Eilat is Israel's southernmost city and the country's only access to the shores of the Red Sea which it shares with Jordan and Egypt which both have a land border with the city. The shores of Saudi Arabia are clearly visible from the mountains around Eilat and its southernmost beaches.
Coral Beach Nature Reserve Eilat, is a reserve that extends along the sea for 4,000 feet under off the coast of Eilat. We visited The Underwater Observatory, a large aquarium in the Coral Reserve, which includes an underwater aquarium which allows visitors to view the actual coral colony and a large number of aquatic species. This is below a white observation tower which I didn't climb but apparently gives great views of the coastline.
Taking pictures of the coral and inhabitants from the aquarium was challenging however are some pictures that I did take.
Afterwards we wandered around the aquarium complex taking more pictures before doing a little shopping. I found some rather interesting silver and mother of pearl earrings, not that I need any more earrings.
The Timna Valley is located in southern Israel, approximately 19 miles north of the Gulf of Aqaba and the city of Eilat. The area is rich in copper ore and has been mined since the 5th century BC. There is controversy whether the mines were active during the biblical united Kingdom of Israel and its second ruler, King Solomon. A large section of the valley, containing ancient remnants of copper mining and ancient worship, comprises of the Timna Valley recreation park.
Copper has been mined in the area since the 6th or 5th century BC. Archaeological excavation indicates that the copper mines here were probably part of the Kingdom of Edom and worked by the Edomites, described as biblical foes of the Israelites, during the 10th century BC in the period of biblical King Solomon. Mining continued until the copper ore became scarce. We were shown some of the techniques used to extract the copper from the rock.

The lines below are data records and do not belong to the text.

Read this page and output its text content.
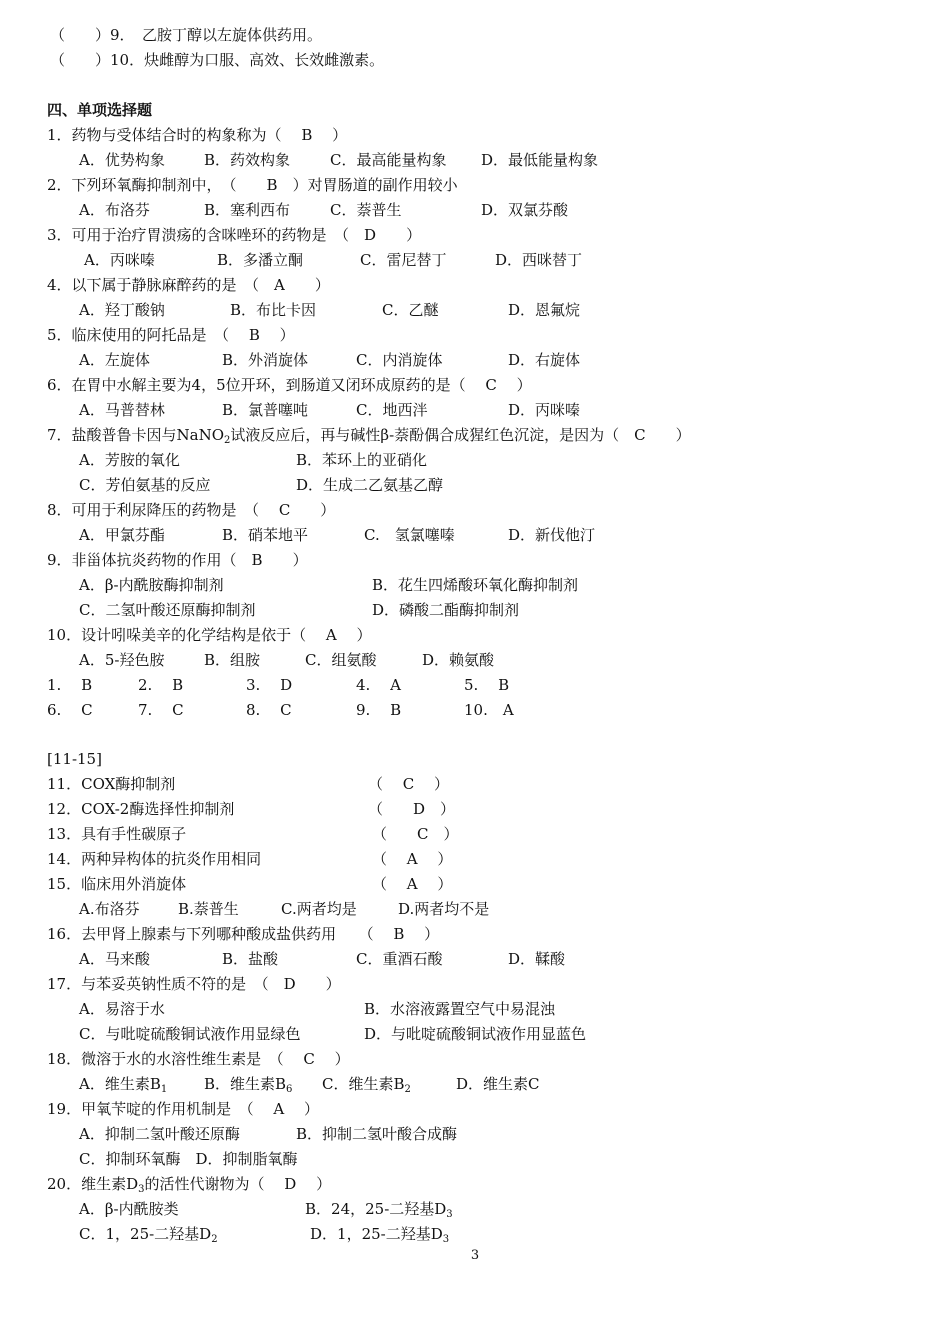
（　　）9．　乙胺丁醇以左旋体供药用。
（　　）10．炔雌醇为口服、高效、长效雌激素。
四、单项选择题
1．药物与受体结合时的构象称为（　 B　 ）
A．优势构象	B．药效构象	C．最高能量构象 D．最低能量构象
2．下列环氧酶抑制剂中，　（　　B　）对胃肠道的副作用较小
A．布洛芬	B．塞利西布	C．萘普生	D．双氯芬酸
3．可用于治疗胃溃疡的含咪唑环的药物是　（　D　　）
A．丙咪嗪	B．多潘立酮	C．雷尼替丁	D．西咪替丁
4．以下属于静脉麻醉药的是　（　A　　）
A．羟丁酸钠	B．布比卡因	C．乙醚	D．恩氟烷
5．临床使用的阿托品是　（　 B　 ）
A．左旋体	B．外消旋体	C．内消旋体	D．右旋体
6．在胃中水解主要为4，5位开环，到肠道又闭环成原药的是（　 C　 ）
A．马普替林	B．氯普噻吨	C．地西泮	D．丙咪嗪
7．盐酸普鲁卡因与NaNO$_2$试液反应后，再与碱性β-萘酚偶合成猩红色沉淀，是因为（　C　　）
A．芳胺的氧化	B．苯环上的亚硝化
C．芳伯氨基的反应	D．生成二乙氨基乙醇
8．可用于利尿降压的药物是　（　 C　　）
A．甲氯芬酯	B．硝苯地平	C.　氢氯噻嗪	D．新伐他汀
9．非甾体抗炎药物的作用（　B　　）
A．β-内酰胺酶抑制剂	B．花生四烯酸环氧化酶抑制剂
C．二氢叶酸还原酶抑制剂	D．磷酸二酯酶抑制剂
10．设计吲哚美辛的化学结构是依于（　 A　 ）
A．5-羟色胺	B．组胺	C．组氨酸	D．赖氨酸
1.　 B	2.　 B	3.　 D	4.　 A	5.　 B
6.　 C	7.　 C	8.　 C	9.　 B	10.　A
[11-15]
11．COX酶抑制剂	（　 C　 ）
12．COX-2酶选择性抑制剂	（　　D　）
13．具有手性碳原子	（　　C　）
14．两种异构体的抗炎作用相同	（　 A　 ）
15．临床用外消旋体	（　 A　 ）
A.布洛芬	B.萘普生	C.两者均是	D.两者均不是
16．去甲肾上腺素与下列哪种酸成盐供药用　　（　 B　 ）
A．马来酸	B．盐酸	C．重酒石酸	D．鞣酸
17．与苯妥英钠性质不符的是　（　D　　）
A．易溶于水	B．水溶液露置空气中易混浊
C．与吡啶硫酸铜试液作用显绿色	D．与吡啶硫酸铜试液作用显蓝色
18．微溶于水的水溶性维生素是　（　 C　 ）
A．维生素$B_1$ B．维生素$B_6$ C．维生素$B_2$	D．维生素C
19．甲氧苄啶的作用机制是　（　 A　 ）
A．抑制二氢叶酸还原酶	B．抑制二氢叶酸合成酶
C．抑制环氧酶　D．抑制脂氧酶
20．维生素$D_3$的活性代谢物为（　 D　 ）
A．β-内酰胺类	B．24，25-二羟基$D_3$
C．1，25-二羟基$D_2$	D．1，25-二羟基$D_3$
3
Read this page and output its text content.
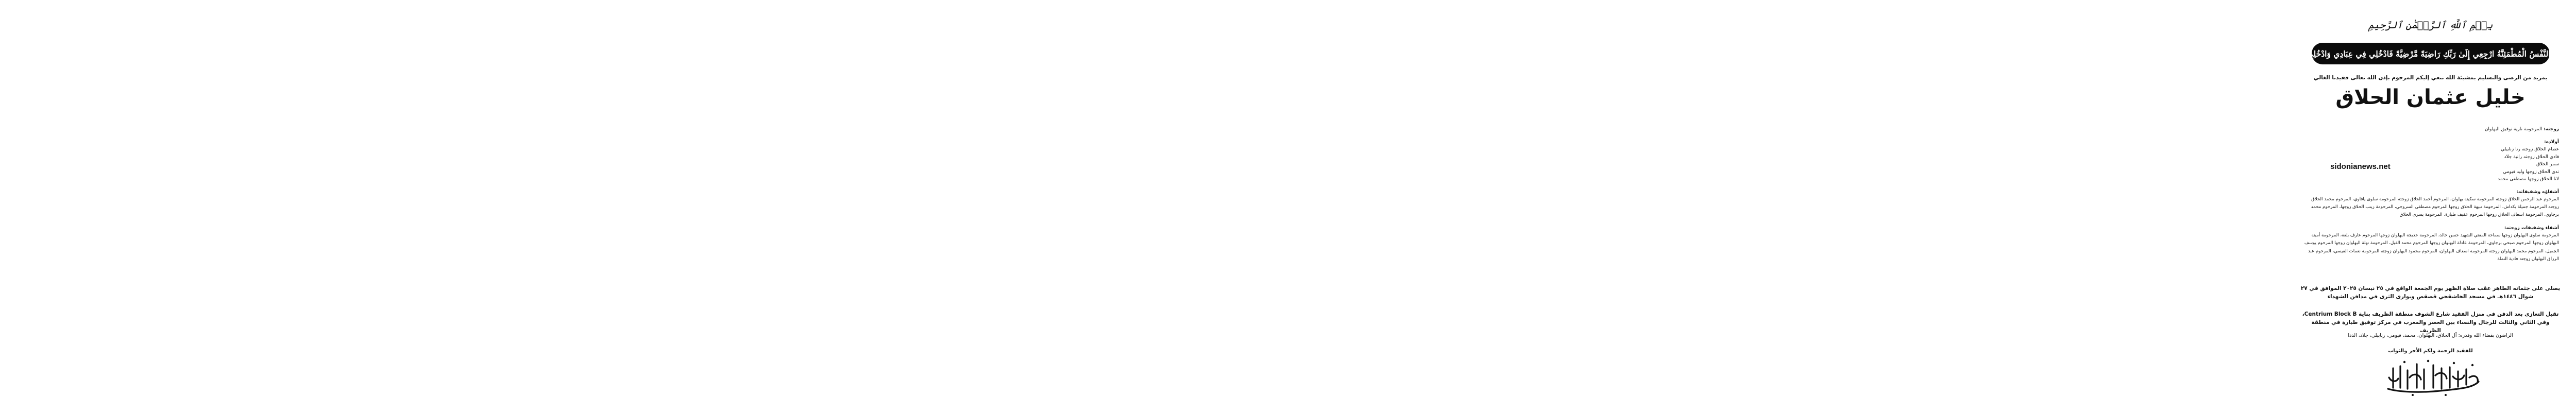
بِسۡمِ ٱللَّهِ ٱلرَّحۡمَٰنِ ٱلرَّحِيمِ
يَا أَيَّتُهَا النَّفْسُ الْمُطْمَئِنَّةُ ارْجِعِي إِلَىٰ رَبِّكِ رَاضِيَةً مَّرْضِيَّةً فَادْخُلِي فِي عِبَادِي وَادْخُلِي جَنَّتِي
بمزيد من الرضى والتسليم بمشيئة الله ننعي إليكم المرحوم بإذن الله تعالى فقيدنا الغالي
خليل عثمان الحلاق
زوجته: المرحومة نازية توفيق البهلوان
أولاده:
عصام الحلاق زوجته رنا زنابيلي
فادي الحلاق زوجته رانية جلاد
سمر الحلاق
ندى الحلاق زوجها وليد فيومي
لانا الحلاق زوجها مصطفى محمد
أشقاؤه وشقيقاته:
المرحوم عبد الرحمن الحلاق زوجته المرحومة سكينة بهلوان، المرحوم أحمد الحلاق زوجته المرحومة سلوى يافاوي، المرحوم محمد الحلاق زوجته المرحومة جميلة بكداش، المرحومة نبيهة الحلاق زوجها المرحوم مصطفى السروجي، المرحومة زينب الحلاق زوجها، المرحوم محمد برجاوي، المرحومة اسعاف الحلاق زوجها المرحوم عفيف طبارة، المرحومة يسرى الحلاق
أشقاء وشقيقات زوجته:
المرحومة سلوى البهلوان زوجها سماحة المفتي الشهيد حسن خالد، المرحومة خديجة البهلوان زوجها المرحوم عارف بلعة، المرحومة أمينة البهلوان زوجها المرحوم صبحي برجاوي، المرحومة عادلة البهلوان زوجها المرحوم محمد الفيل، المرحومة نهلة البهلوان زوجها المرحوم يوسف الجميل، المرحوم محمد البهلوان زوجته المرحومة اسعاف البهلوان، المرحوم محمود البهلوان زوجته المرحومة نعمات القيسي، المرحوم عبد الرزاق البهلوان زوجته فادية النملة
sidonianews.net
يصلى على جثمانه الطاهر عقب صلاة الظهر يوم الجمعة الواقع في ٢٥ نيسان ٢٠٢٥ الموافق في ٢٧
شوال ١٤٤٦هـ في مسجد الخاشقجي قصقص ويوارى الثرى في مدافن الشهداء
تقبل التعازي بعد الدفن في منزل الفقيد شارع الشوف منطقة الظريف بناية Centrium Block B،
وفي الثاني والثالث للرجال والنساء بين العصر والمغرب في مركز توفيق طبارة في منطقة الظريف
الراضون بقضاء الله وقدره: آل الحلاق، البهلوان، محمد، فيومي، زنابيلي، جلاد، الددا
للفقيد الرحمة ولكم الأجر والثواب
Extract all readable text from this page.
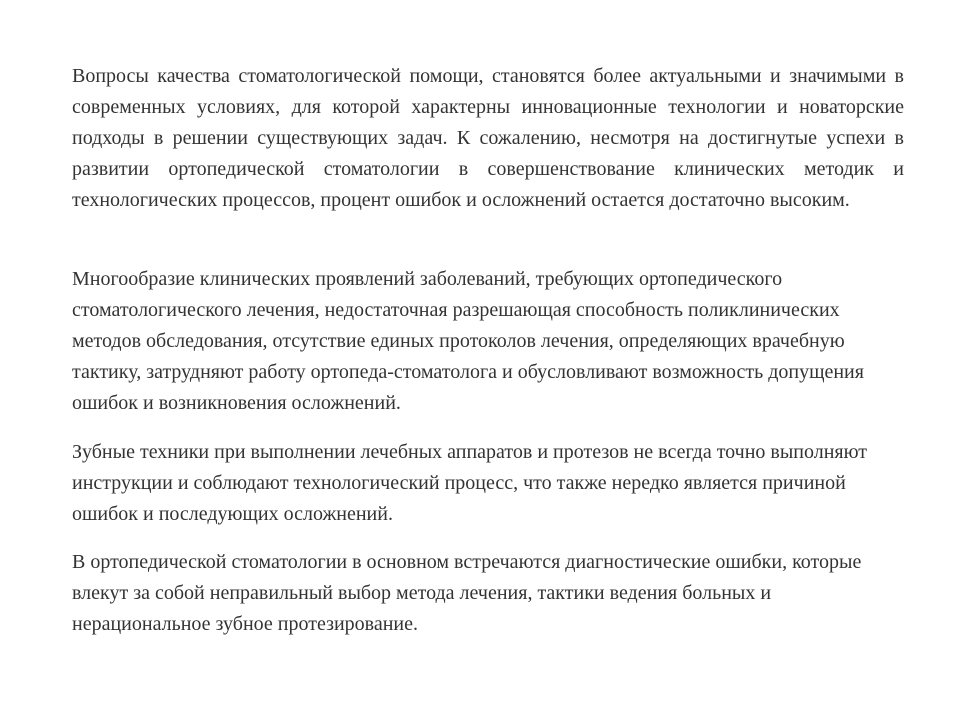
Вопросы качества стоматологической помощи, становятся более актуальными и значимыми в современных условиях, для которой характерны инновационные технологии и новаторские подходы в решении существующих задач. К сожалению, несмотря на достигнутые успехи в развитии ортопедической стоматологии в совершенствование клинических методик и технологических процессов, процент ошибок и осложнений остается достаточно высоким.

Многообразие клинических проявлений заболеваний, требующих ортопедического стоматологического лечения, недостаточная разрешающая способность поликлинических методов обследования, отсутствие единых протоколов лечения, определяющих врачебную тактику, затрудняют работу ортопеда-стоматолога и обусловливают возможность допущения ошибок и возникновения осложнений.

Зубные техники при выполнении лечебных аппаратов и протезов не всегда точно выполняют инструкции и соблюдают технологический процесс, что также нередко является причиной ошибок и последующих осложнений.

В ортопедической стоматологии в основном встречаются диагностические ошибки, которые влекут за собой неправильный выбор метода лечения, тактики ведения больных и нерациональное зубное протезирование.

The first site we visited in Timna Valley was the “Mushroom” which is an unusual natural formation formed by the erosion of the red sandstone. The bottom of the rock experienced a more rapid erosion resulting in the beautiful mushroom shape we see today. I found the walk down to the rock tricky and Ruth was surprised that I had attempted. Ken, one of my fellow cruise passengers, kindly gave me a hand.